Mondo

La guerra tra Dilma e le ong

Il governo brasiliano favorisce grandi progetti idroelettrici e non preserva le foreste

di Paolo Manzo

È iniziato nel peggiore del modo il 2012 per la conservazione della biodiversità amazzonica e delle foreste brasiliane. Il governo della presidente brasiliana Dilma Rousseff sembra infatti aver cambiato rotta nella gestione della lotta al disboscamento in Amazzonia. Di questo almeno

sembra essere convinto un numero crescente di analisti, a cominciare dal corrispondente del New York Times, Alexei Barrionuevo, e non più solo attivisti, ong e comunità indigene, le prime a soffrire a causa della “visione produttiva” dell’esecutivo brasiliano rispetto al più grande polmone verde del pianeta. Non bastasse, infatti, il grande interesse di governo verde-oro e multinazionali per il “business etanolo” – in sostanza ottenere carburanti dalla canna da zucchero, la cui produzione viene aumentata, nel Paese del samba come nel resto del mondo “ad influenza brasiliana”, sottraendo spazio alla foreste –, il 2012 è iniziato con l’adozione di una legge, la 558/12

firmata da Dilma, che persino il prestigioso quotidiano statunitense, solitamente assai tenero con Brasilia, ha denunciato.
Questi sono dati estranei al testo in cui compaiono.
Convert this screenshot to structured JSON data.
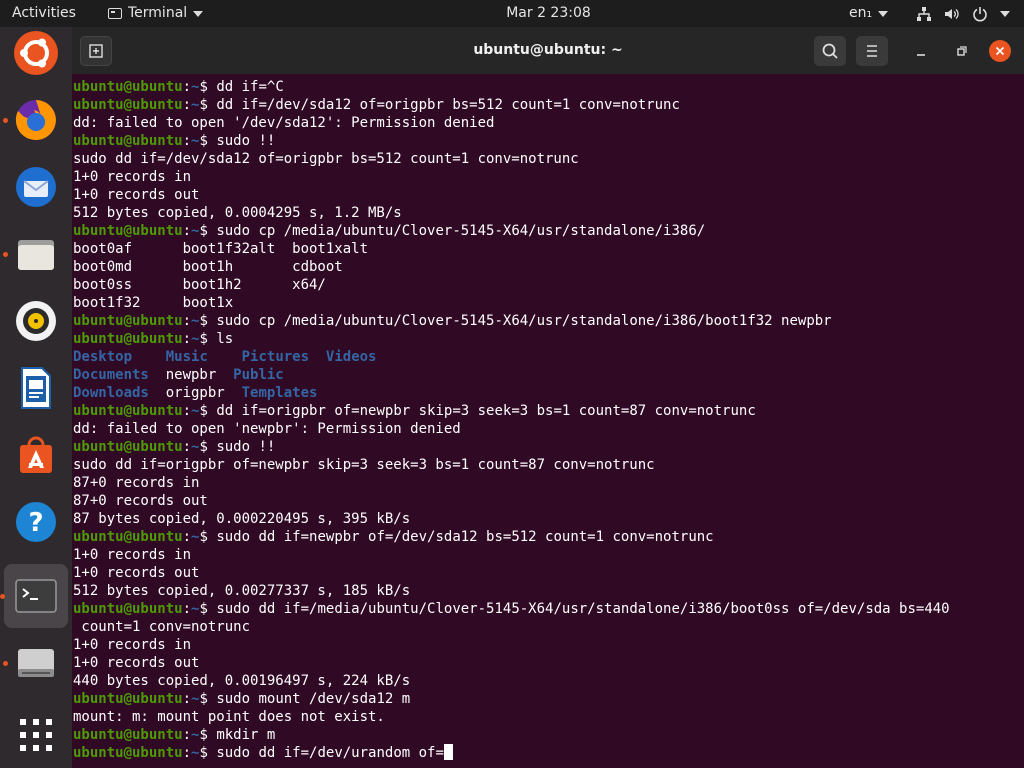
{
  "topbar": {
    "activities": "Activities",
    "app_menu": "Terminal",
    "clock": "Mar 2  23:08",
    "lang": "en₁"
  },
  "dock": {
    "items": [
      "ubuntu-logo-icon",
      "firefox-icon",
      "thunderbird-icon",
      "files-icon",
      "rhythmbox-icon",
      "libreoffice-writer-icon",
      "software-center-icon",
      "help-icon",
      "terminal-icon",
      "disk-icon",
      "show-apps-grid-icon"
    ]
  },
  "window": {
    "title": "ubuntu@ubuntu: ~"
  },
  "terminal": {
    "prompt_user": "ubuntu@ubuntu",
    "prompt_sep": ":",
    "prompt_path": "~",
    "prompt_sym": "$ ",
    "lines": [
      {
        "t": "p",
        "cmd": "dd if=^C"
      },
      {
        "t": "p",
        "cmd": "dd if=/dev/sda12 of=origpbr bs=512 count=1 conv=notrunc"
      },
      {
        "t": "o",
        "text": "dd: failed to open '/dev/sda12': Permission denied"
      },
      {
        "t": "p",
        "cmd": "sudo !!"
      },
      {
        "t": "o",
        "text": "sudo dd if=/dev/sda12 of=origpbr bs=512 count=1 conv=notrunc"
      },
      {
        "t": "o",
        "text": "1+0 records in"
      },
      {
        "t": "o",
        "text": "1+0 records out"
      },
      {
        "t": "o",
        "text": "512 bytes copied, 0.0004295 s, 1.2 MB/s"
      },
      {
        "t": "p",
        "cmd": "sudo cp /media/ubuntu/Clover-5145-X64/usr/standalone/i386/"
      },
      {
        "t": "o",
        "text": "boot0af      boot1f32alt  boot1xalt"
      },
      {
        "t": "o",
        "text": "boot0md      boot1h       cdboot"
      },
      {
        "t": "o",
        "text": "boot0ss      boot1h2      x64/"
      },
      {
        "t": "o",
        "text": "boot1f32     boot1x"
      },
      {
        "t": "p",
        "cmd": "sudo cp /media/ubuntu/Clover-5145-X64/usr/standalone/i386/boot1f32 newpbr"
      },
      {
        "t": "p",
        "cmd": "ls"
      },
      {
        "t": "ls",
        "items": [
          {
            "n": "Desktop",
            "d": true,
            "pad": "    "
          },
          {
            "n": "Music",
            "d": true,
            "pad": "    "
          },
          {
            "n": "Pictures",
            "d": true,
            "pad": "  "
          },
          {
            "n": "Videos",
            "d": true,
            "pad": ""
          }
        ]
      },
      {
        "t": "ls",
        "items": [
          {
            "n": "Documents",
            "d": true,
            "pad": "  "
          },
          {
            "n": "newpbr",
            "d": false,
            "pad": "  "
          },
          {
            "n": "Public",
            "d": true,
            "pad": ""
          }
        ]
      },
      {
        "t": "ls",
        "items": [
          {
            "n": "Downloads",
            "d": true,
            "pad": "  "
          },
          {
            "n": "origpbr",
            "d": false,
            "pad": "  "
          },
          {
            "n": "Templates",
            "d": true,
            "pad": ""
          }
        ]
      },
      {
        "t": "p",
        "cmd": "dd if=origpbr of=newpbr skip=3 seek=3 bs=1 count=87 conv=notrunc"
      },
      {
        "t": "o",
        "text": "dd: failed to open 'newpbr': Permission denied"
      },
      {
        "t": "p",
        "cmd": "sudo !!"
      },
      {
        "t": "o",
        "text": "sudo dd if=origpbr of=newpbr skip=3 seek=3 bs=1 count=87 conv=notrunc"
      },
      {
        "t": "o",
        "text": "87+0 records in"
      },
      {
        "t": "o",
        "text": "87+0 records out"
      },
      {
        "t": "o",
        "text": "87 bytes copied, 0.000220495 s, 395 kB/s"
      },
      {
        "t": "p",
        "cmd": "sudo dd if=newpbr of=/dev/sda12 bs=512 count=1 conv=notrunc"
      },
      {
        "t": "o",
        "text": "1+0 records in"
      },
      {
        "t": "o",
        "text": "1+0 records out"
      },
      {
        "t": "o",
        "text": "512 bytes copied, 0.00277337 s, 185 kB/s"
      },
      {
        "t": "p",
        "cmd": "sudo dd if=/media/ubuntu/Clover-5145-X64/usr/standalone/i386/boot0ss of=/dev/sda bs=440"
      },
      {
        "t": "o",
        "text": " count=1 conv=notrunc"
      },
      {
        "t": "o",
        "text": "1+0 records in"
      },
      {
        "t": "o",
        "text": "1+0 records out"
      },
      {
        "t": "o",
        "text": "440 bytes copied, 0.00196497 s, 224 kB/s"
      },
      {
        "t": "p",
        "cmd": "sudo mount /dev/sda12 m"
      },
      {
        "t": "o",
        "text": "mount: m: mount point does not exist."
      },
      {
        "t": "p",
        "cmd": "mkdir m"
      },
      {
        "t": "p",
        "cmd": "sudo dd if=/dev/urandom of=",
        "cursor": true
      }
    ]
  }
}
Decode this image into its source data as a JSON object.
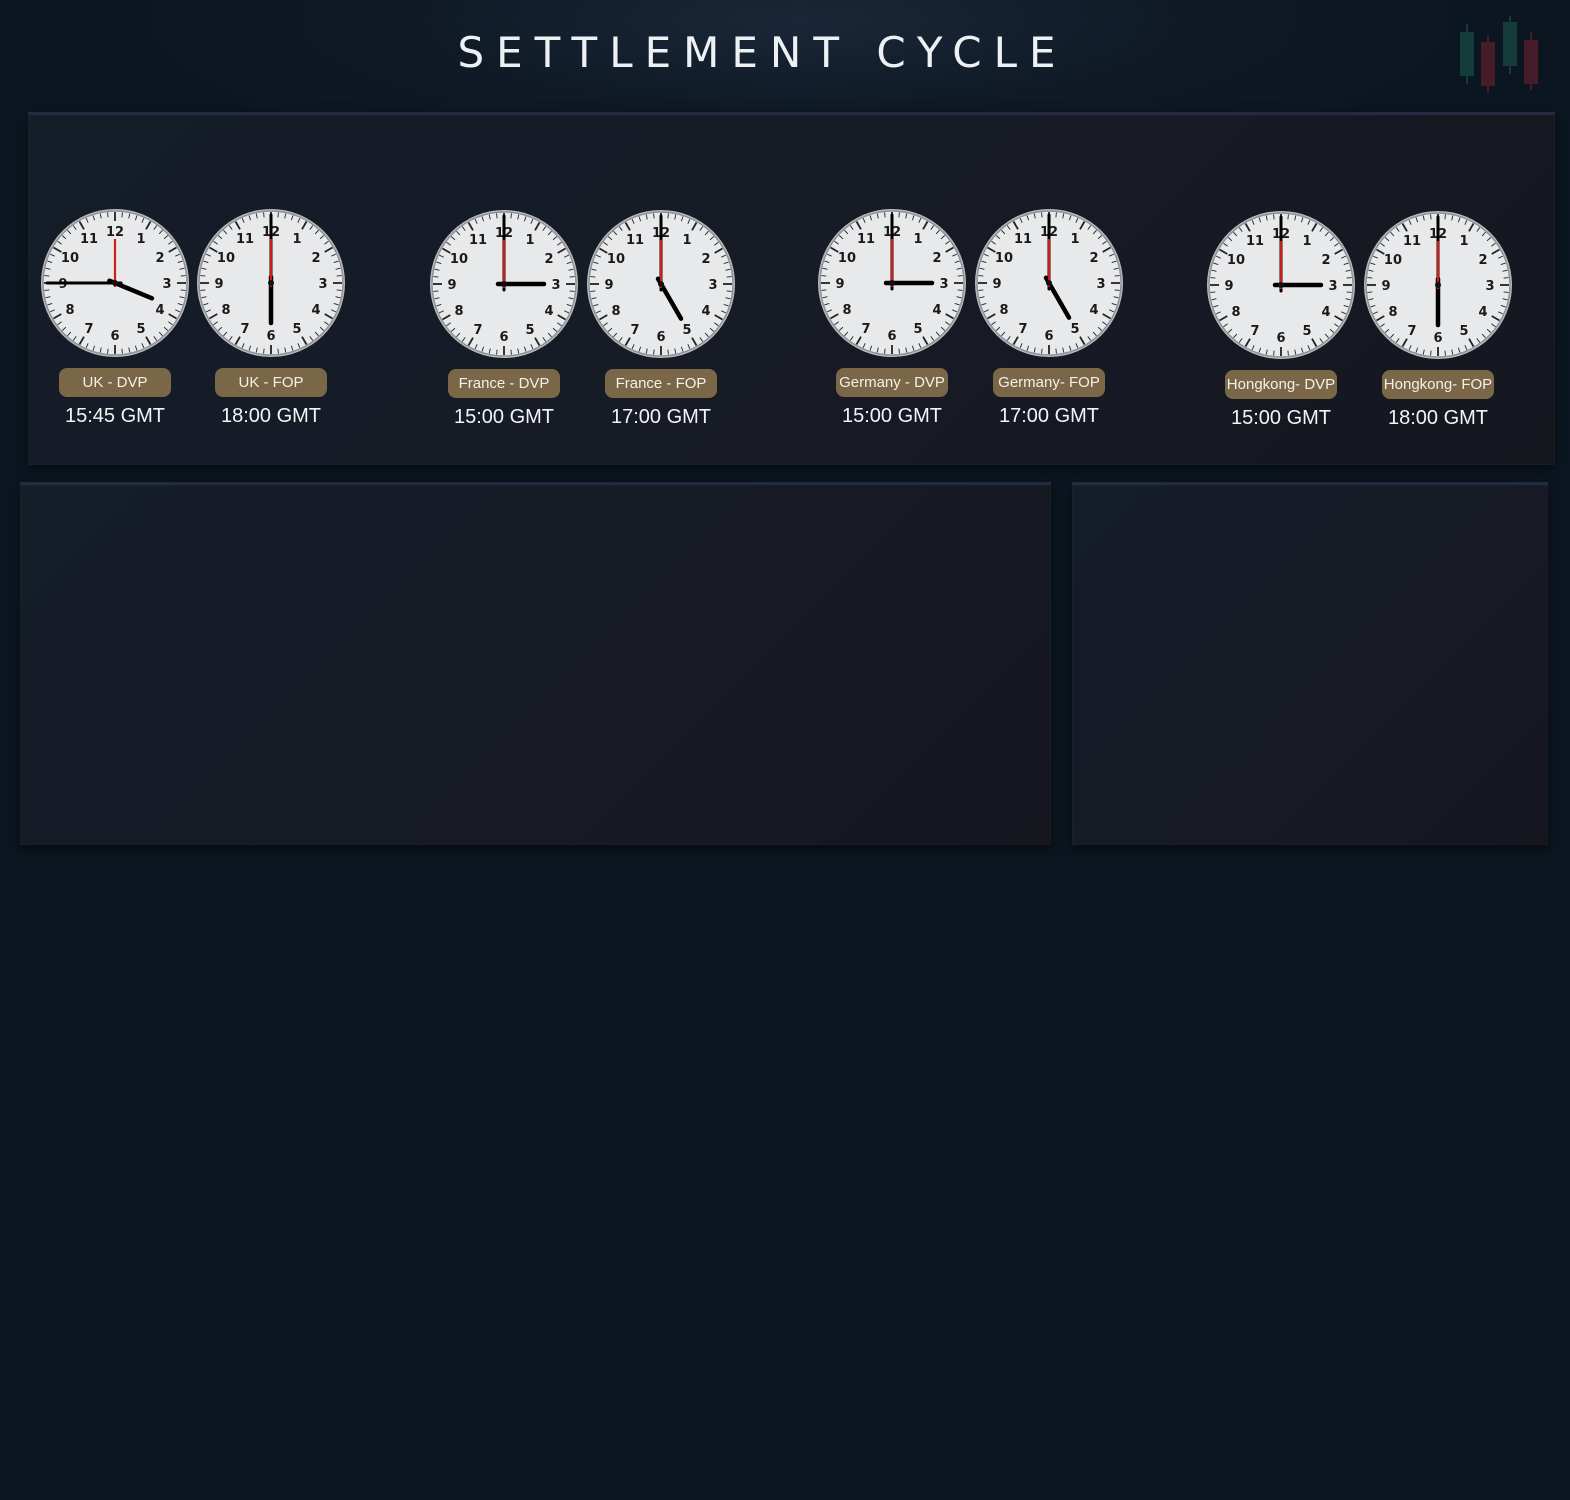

La misura, aspramente criticata anche da WWF Brasil e Greenpeace, stravolge geograficamente la tutela del verde, restringendo i confini di almeno tre parchi nazionali all’interno della foresta amazzonica che sinora erano stati preservati, almeno in teoria, “ex lege”. La 558/2012, insomma, favorisce il disboscamento illegale. Alla base della legge, pubblicata già in Gazzetta Ufficiale, c’è un motivo assai concreto e poco “ideale”: la costruzione di due centrali idroelettriche “monster” sul fiume Tapajos, affluente del Rio delle Amazzoni, quelle di Sao Luiz e di Jatobá. Per Carlos Rittl, coordinatore del programma Cambiamenti climatici ed Energia di WWF Brasil, a questi progetti «esistono alternative e potenzialità concrete, ma manca la volontà politica».